I watched the first few minutes of the George Clooney interview, but there is little that is less boring or less irritating than hearing George Clooney talk about Sudan, and I am genuinely interested in what is going on there.
If I were Rachel, I’d be polishing up my resume.
@Jef: I’m not sure that “stunningly irritating” is a bad thing in the ratings wars.
By writing “Aren’t all his viewers in bed by then?”, you’re trying to say “don’t they skew OLD”. Well just about ALL the news shows on cable skew old (also Rush Limbaugh on the radio). As Ed said on his radio show today (Monday, 01/24), when he’s on at ten in the east, he’s also on at nine in the midwest, eight in the Rockies and seven on the Pacific coast…thus he’s technically in prime time coast to coast, excluding Ala-a-a-ska.
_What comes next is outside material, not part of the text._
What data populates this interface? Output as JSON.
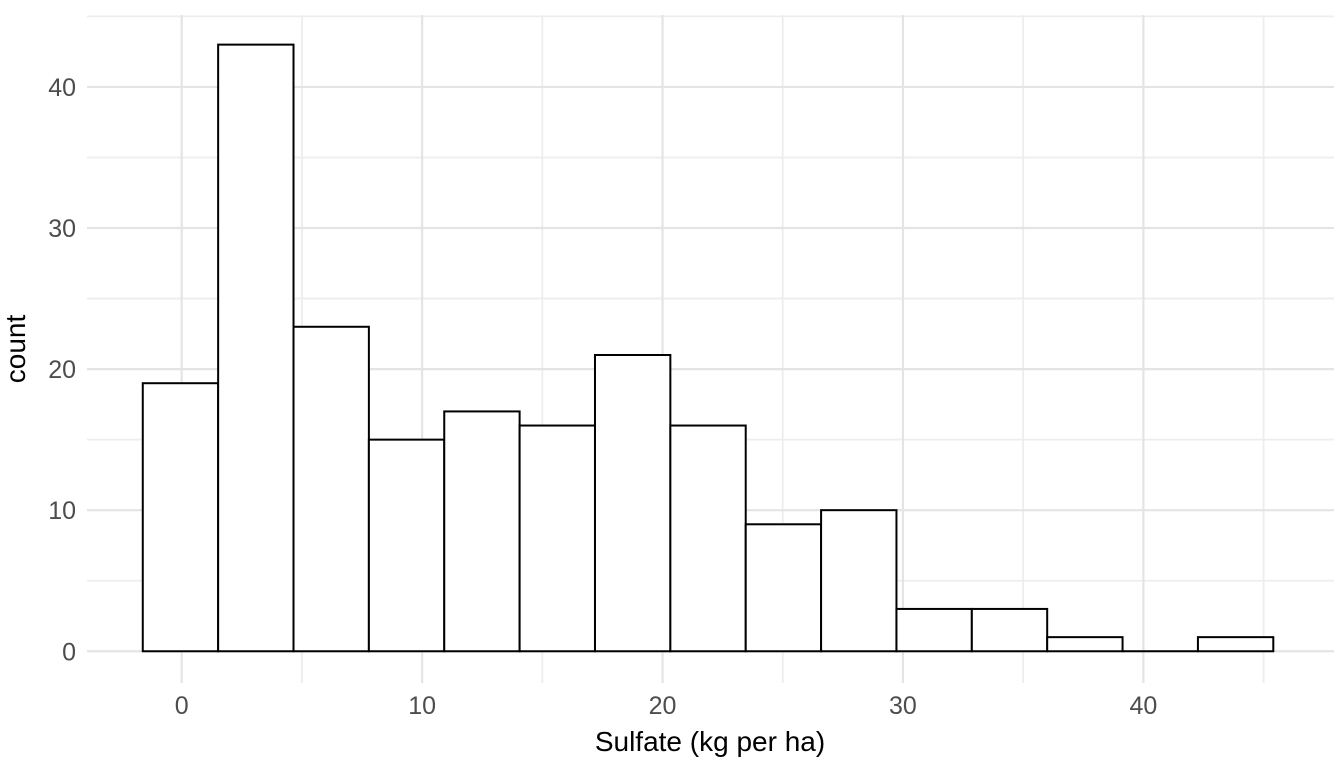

I think you have to be irritating enough to get people to watch you and yell at the TV and then blog about it after, Piers is not that kind of irritating, he is turn off the TV irritating. Bill O’Reilly is the former.
I think Rachel is at her best when she gets to do a more than 10 minute sit down with someone, CNN should have tried to get her to take Larry King’s spot. I like her otherwise as well, but mostly because I largely agree with her, it is the interviews though where she shines.